By Jurjen van de Pol
Oct. 26 (Bloomberg) -- The trial of Radovan Karadzic, accused of genocide against Bosnia’s Muslim population, was adjourned for a day by a United Nations court after the former Bosnian Serb leader refused to attend the opening.
Karadzic will have another chance to attend the war-crimes court in The Hague tomorrow, when the trial resumes and the prosecution gives its opening statement. Karadzic’s legal adviser, Marco Sladojevic, visited Karadzic today in his cell and told Agence France-Presse that the ex-politician said he also won’t appear in court tomorrow.
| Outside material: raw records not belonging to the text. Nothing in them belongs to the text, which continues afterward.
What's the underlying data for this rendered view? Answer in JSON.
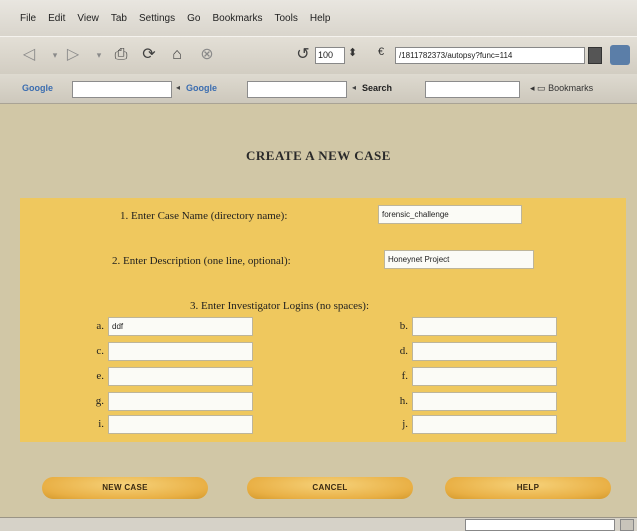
{
  "menu": [
    "File",
    "Edit",
    "View",
    "Tab",
    "Settings",
    "Go",
    "Bookmarks",
    "Tools",
    "Help"
  ],
  "toolbar": {
    "zoom": "100",
    "url": "/1811782373/autopsy?func=114",
    "icons": [
      "back-icon",
      "forward-icon",
      "print-icon",
      "reload-icon",
      "home-icon",
      "stop-icon"
    ]
  },
  "searchbar": {
    "engine1_label": "Google",
    "engine2_label": "Google",
    "engine3_label": "Search",
    "bookmarks_label": "Bookmarks"
  },
  "page": {
    "title": "CREATE A NEW CASE",
    "step1_label": "1. Enter Case Name (directory name):",
    "case_name_value": "forensic_challenge",
    "step2_label": "2. Enter Description (one line, optional):",
    "description_value": "Honeynet Project",
    "step3_label": "3. Enter Investigator Logins (no spaces):",
    "investigators": [
      {
        "letter": "a.",
        "value": "ddf"
      },
      {
        "letter": "b.",
        "value": ""
      },
      {
        "letter": "c.",
        "value": ""
      },
      {
        "letter": "d.",
        "value": ""
      },
      {
        "letter": "e.",
        "value": ""
      },
      {
        "letter": "f.",
        "value": ""
      },
      {
        "letter": "g.",
        "value": ""
      },
      {
        "letter": "h.",
        "value": ""
      },
      {
        "letter": "i.",
        "value": ""
      },
      {
        "letter": "j.",
        "value": ""
      }
    ],
    "buttons": {
      "new_case": "NEW CASE",
      "cancel": "CANCEL",
      "help": "HELP"
    }
  },
  "colors": {
    "page_bg": "#d1c7a6",
    "form_panel": "#efc85e",
    "button": "#e9b045"
  }
}
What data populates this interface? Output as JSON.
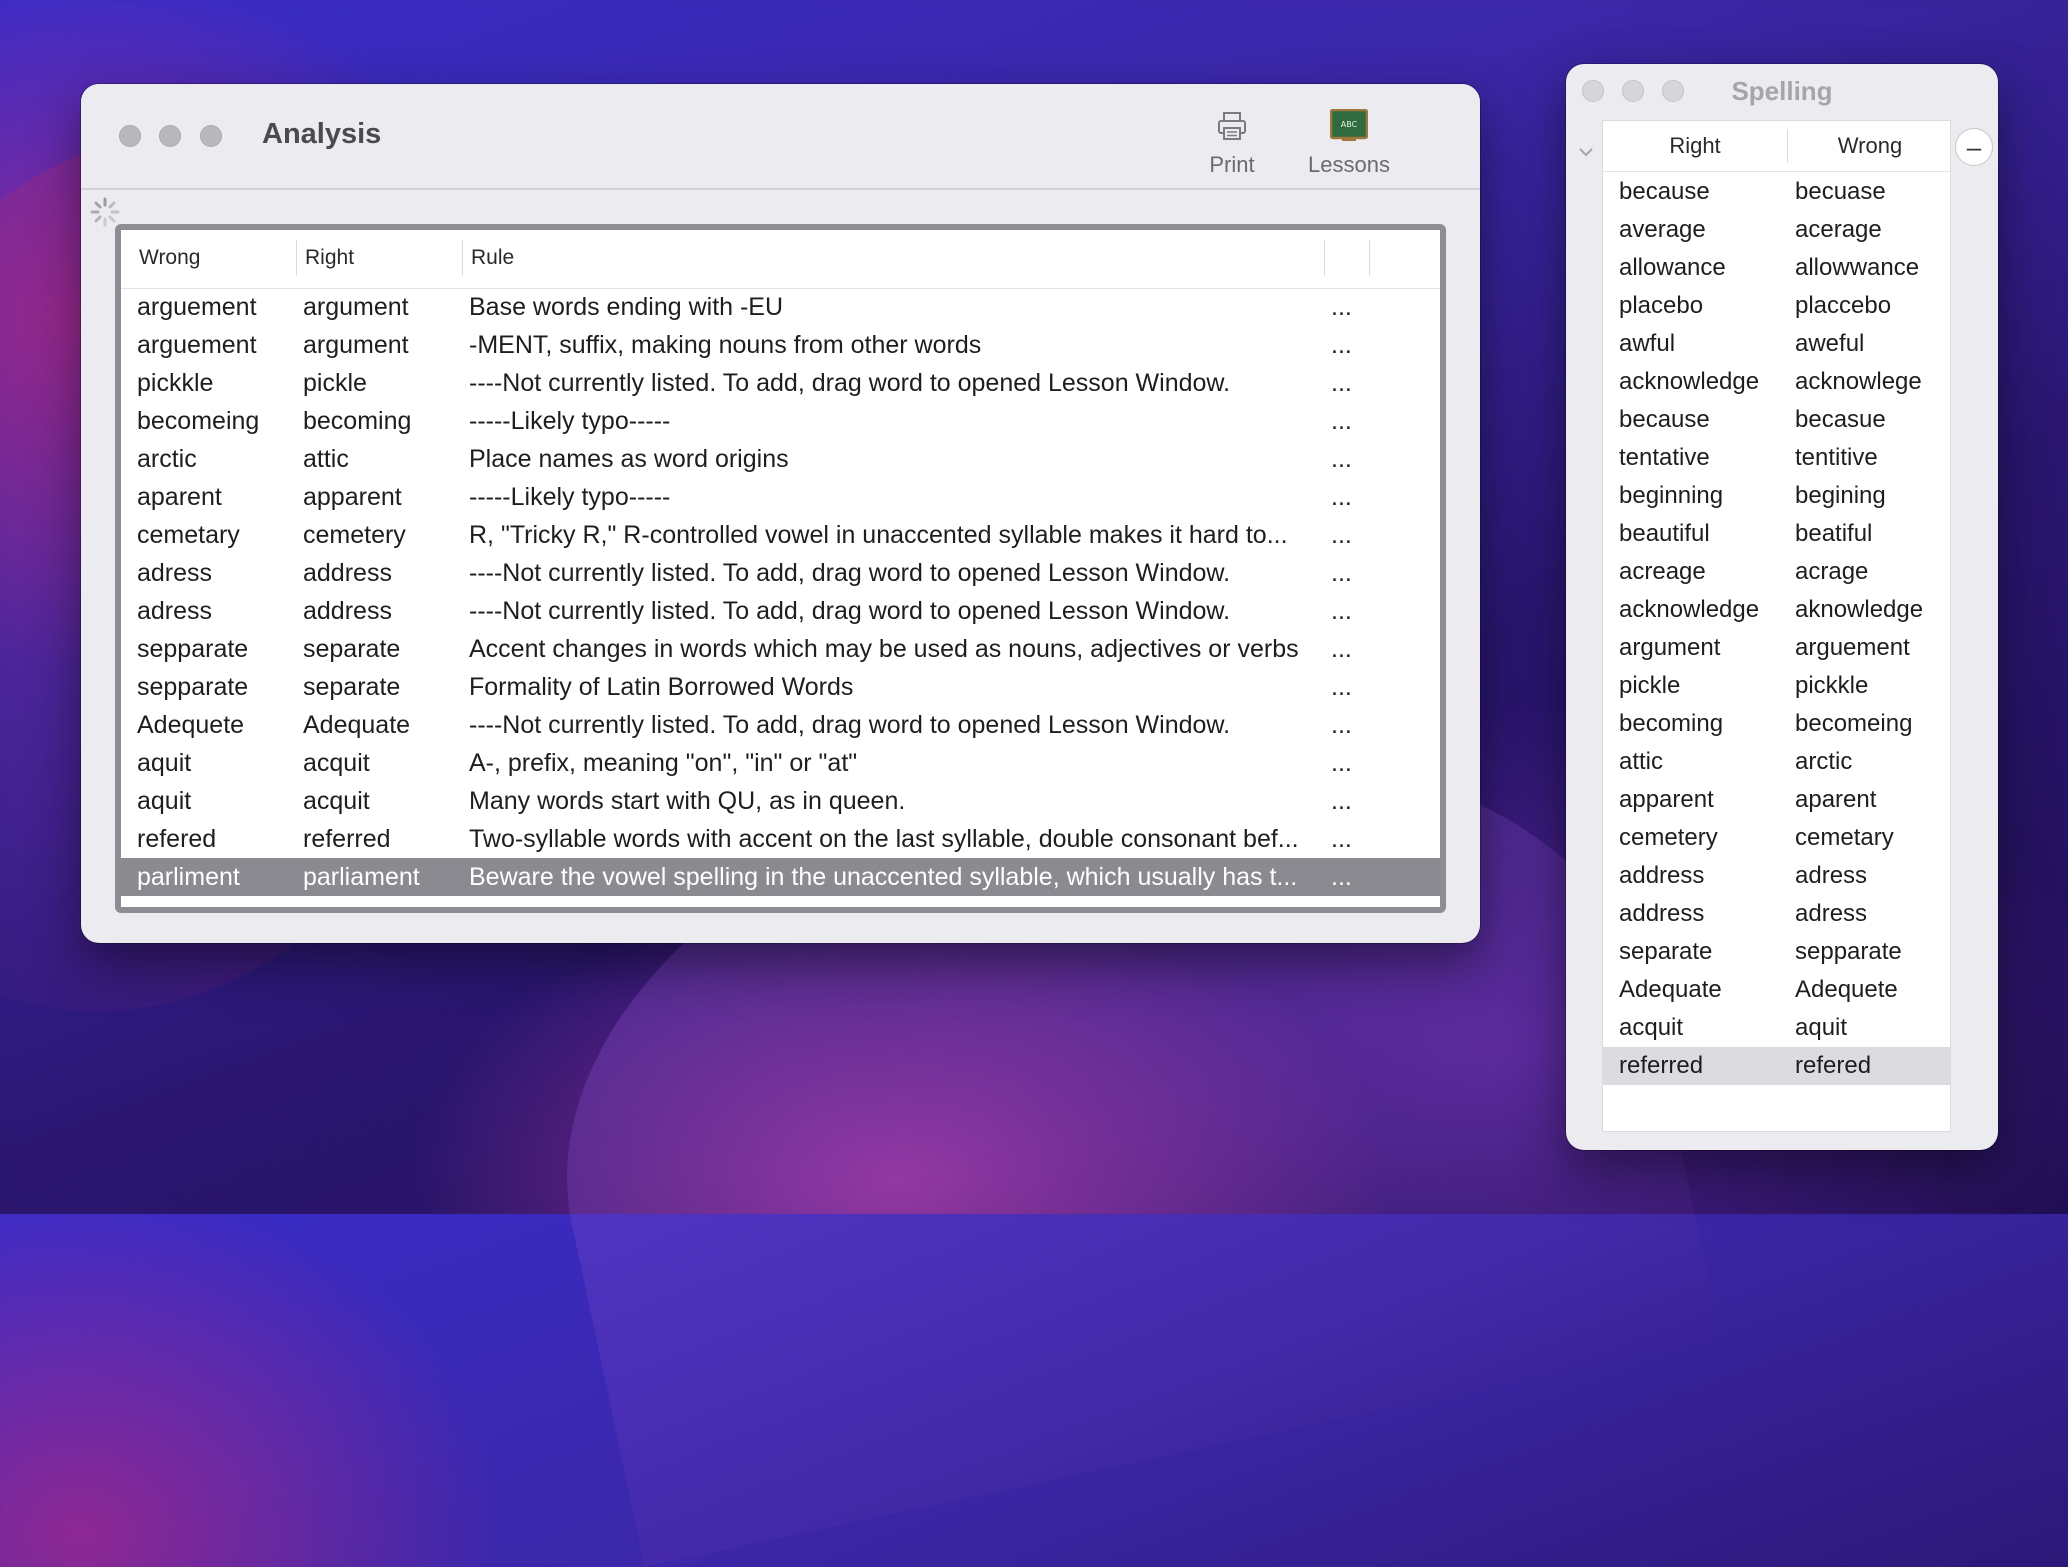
{
  "analysis": {
    "title": "Analysis",
    "toolbar": {
      "print_label": "Print",
      "lessons_label": "Lessons",
      "lessons_icon_text": "ABC"
    },
    "columns": {
      "wrong": "Wrong",
      "right": "Right",
      "rule": "Rule"
    },
    "rows": [
      {
        "wrong": "arguement",
        "right": "argument",
        "rule": "Base words ending with -EU",
        "more": "..."
      },
      {
        "wrong": "arguement",
        "right": "argument",
        "rule": "-MENT, suffix, making nouns from other words",
        "more": "..."
      },
      {
        "wrong": "pickkle",
        "right": "pickle",
        "rule": "----Not currently listed. To add, drag word to opened Lesson Window.",
        "more": "..."
      },
      {
        "wrong": "becomeing",
        "right": "becoming",
        "rule": "-----Likely typo-----",
        "more": "..."
      },
      {
        "wrong": "arctic",
        "right": "attic",
        "rule": "Place names as word origins",
        "more": "..."
      },
      {
        "wrong": "aparent",
        "right": "apparent",
        "rule": "-----Likely typo-----",
        "more": "..."
      },
      {
        "wrong": "cemetary",
        "right": "cemetery",
        "rule": "R, \"Tricky R,\" R-controlled vowel in unaccented syllable makes it hard to...",
        "more": "..."
      },
      {
        "wrong": "adress",
        "right": "address",
        "rule": "----Not currently listed. To add, drag word to opened Lesson Window.",
        "more": "..."
      },
      {
        "wrong": "adress",
        "right": "address",
        "rule": "----Not currently listed. To add, drag word to opened Lesson Window.",
        "more": "..."
      },
      {
        "wrong": "sepparate",
        "right": "separate",
        "rule": "Accent changes in words which may be used as nouns, adjectives or verbs",
        "more": "..."
      },
      {
        "wrong": "sepparate",
        "right": "separate",
        "rule": "Formality of Latin Borrowed Words",
        "more": "..."
      },
      {
        "wrong": "Adequete",
        "right": "Adequate",
        "rule": "----Not currently listed. To add, drag word to opened Lesson Window.",
        "more": "..."
      },
      {
        "wrong": "aquit",
        "right": "acquit",
        "rule": "A-, prefix, meaning \"on\", \"in\" or \"at\"",
        "more": "..."
      },
      {
        "wrong": "aquit",
        "right": "acquit",
        "rule": "Many words start with QU, as in queen.",
        "more": "..."
      },
      {
        "wrong": "refered",
        "right": "referred",
        "rule": "Two-syllable words with accent on the last syllable, double consonant bef...",
        "more": "..."
      },
      {
        "wrong": "parliment",
        "right": "parliament",
        "rule": "Beware the vowel spelling in the unaccented syllable, which usually has t...",
        "more": "..."
      }
    ]
  },
  "spelling": {
    "title": "Spelling",
    "columns": {
      "right": "Right",
      "wrong": "Wrong"
    },
    "minus_label": "–",
    "rows": [
      {
        "right": "because",
        "wrong": "becuase"
      },
      {
        "right": "average",
        "wrong": "acerage"
      },
      {
        "right": "allowance",
        "wrong": "allowwance"
      },
      {
        "right": "placebo",
        "wrong": "placcebo"
      },
      {
        "right": "awful",
        "wrong": "aweful"
      },
      {
        "right": "acknowledge",
        "wrong": "acknowlege"
      },
      {
        "right": "because",
        "wrong": "becasue"
      },
      {
        "right": "tentative",
        "wrong": "tentitive"
      },
      {
        "right": "beginning",
        "wrong": "begining"
      },
      {
        "right": "beautiful",
        "wrong": "beatiful"
      },
      {
        "right": "acreage",
        "wrong": "acrage"
      },
      {
        "right": "acknowledge",
        "wrong": "aknowledge"
      },
      {
        "right": "argument",
        "wrong": "arguement"
      },
      {
        "right": "pickle",
        "wrong": "pickkle"
      },
      {
        "right": "becoming",
        "wrong": "becomeing"
      },
      {
        "right": "attic",
        "wrong": "arctic"
      },
      {
        "right": "apparent",
        "wrong": "aparent"
      },
      {
        "right": "cemetery",
        "wrong": "cemetary"
      },
      {
        "right": "address",
        "wrong": "adress"
      },
      {
        "right": "address",
        "wrong": "adress"
      },
      {
        "right": "separate",
        "wrong": "sepparate"
      },
      {
        "right": "Adequate",
        "wrong": "Adequete"
      },
      {
        "right": "acquit",
        "wrong": "aquit"
      },
      {
        "right": "referred",
        "wrong": "refered"
      }
    ]
  }
}
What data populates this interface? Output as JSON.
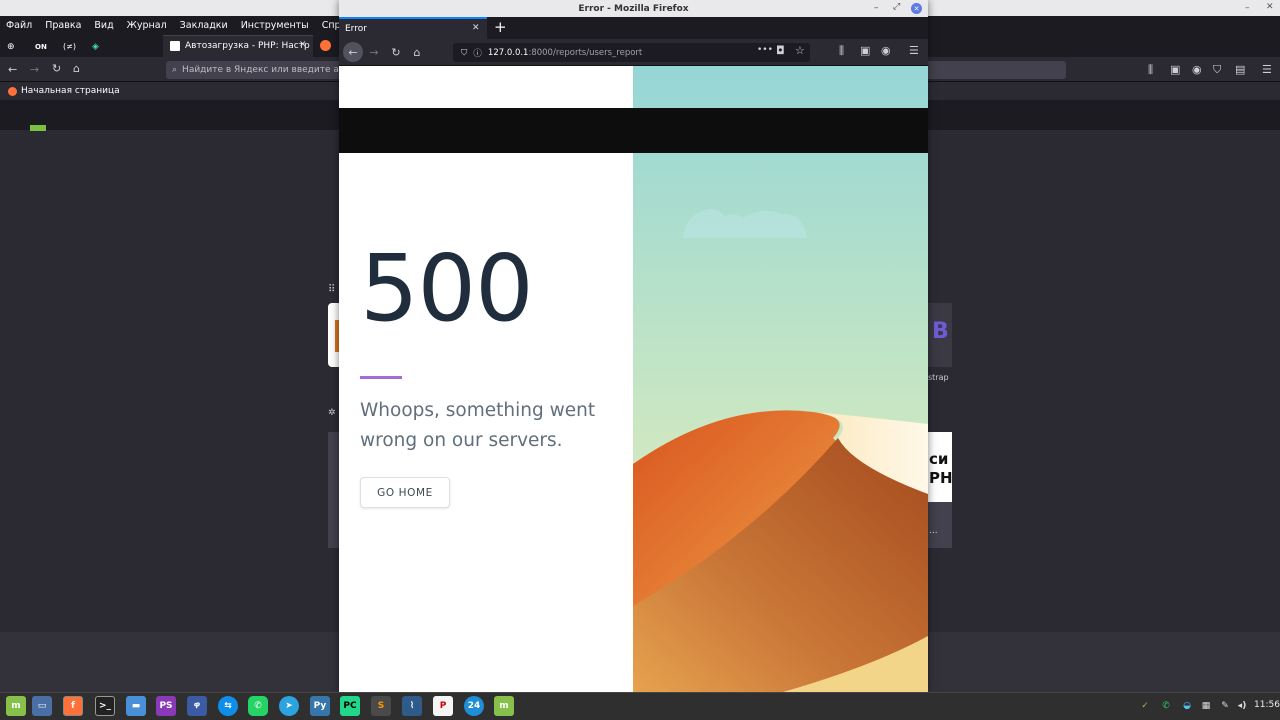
{
  "background_browser": {
    "menu": [
      "Файл",
      "Правка",
      "Вид",
      "Журнал",
      "Закладки",
      "Инструменты",
      "Справка"
    ],
    "tabs": [
      {
        "label": "ON"
      },
      {
        "label": "(≠)"
      },
      {
        "label": "Автозагрузка - PHP: Настр"
      }
    ],
    "url_placeholder": "Найдите в Яндекс или введите адре",
    "bookmark": "Начальная страница",
    "side_label": "strap",
    "side_card_text_1": "си",
    "side_card_text_2": "PH",
    "side_card_text_3": "..."
  },
  "window": {
    "title": "Error - Mozilla Firefox",
    "tab_label": "Error",
    "new_tab": "+",
    "url_host": "127.0.0.1",
    "url_path": ":8000/reports/users_report",
    "url_menu": "•••"
  },
  "error_page": {
    "code": "500",
    "message": "Whoops, something went wrong on our servers.",
    "button": "GO HOME"
  },
  "taskbar": {
    "clock": "11:56",
    "badge": "24"
  },
  "colors": {
    "accent": "#a56cd8",
    "sky_top": "#95d6d6",
    "dune": "#e07a30"
  }
}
Karadzic, who is defending himself, said Oct. 22 he didn’t have enough time to prepare his case before the International Criminal Tribunal for the former Yugoslavia. Prosecutor Hildegard Uertz-Retzlaff asked the court to assign a lawyer to represent Karadzic if continues his boycott.
The former wartime leader, who spent more than a decade in hiding, is accused with Bosnian Serb military commander Ratko Mladic of atrocities against Muslims and Croats during the 1992- 1995 Bosnia conflict, which killed some 250,000 people and forced 1.8 million to flee. Mladic, 67, remains at large. Karadzic, 64, faces life in prison if convicted.
“I came here 2,000 miles to hear just two sentences from the court,” said Munevera Mekanic, 50, who lost her husband and three sons in Srebrenica during the war. She said she must return to Bosnia because she can’t afford to stay for the second day of the trial.
The former president of the self-proclaimed Bosnian Serb republic and Mladic are suspected of the mass murder of more than 7,000 Muslim men and boys in the UN-protected Bosnian town of Srebrenica in 1995 and the killings during the 44-month siege of Sarajevo.
Disputes Jurisdiction
Karadzic refused to enter a plea to any of the 11 charges and disputes the jurisdiction of the court, following an example set by former Serbian President Slobodan Milosevic. Milosevic died in prison in 2006 before his trial was concluded.
The prosecutors are scheduled to summarize the charges against Karadzic to presiding judge O-Gon Kwon tomorrow. The court expects the trial of Karadzic, who was arrested in Belgrade last year, to be completed in early 2012.
Serbia, which allowed the extradition of Karadzic, is under pressure from the European Union to apprehend Mladic and Goran Hadzic, a wartime leader of Serbs in Croatia between 1991 and 1995, and to hand them over to the tribunal. In return, the EU would speed up steps toward Serbian membership in the bloc. The men are the only suspects still sought by the tribunal.
Karadzic is held with 35 other suspects at the court’s detention unit in a prison in the nearby seaside resort of Scheveningen. The tribunal, established by a UN Security Council resolution in 1993, has sentenced 60 people and currently has 25 suspects on trial or at the pre-trial stage of proceedings.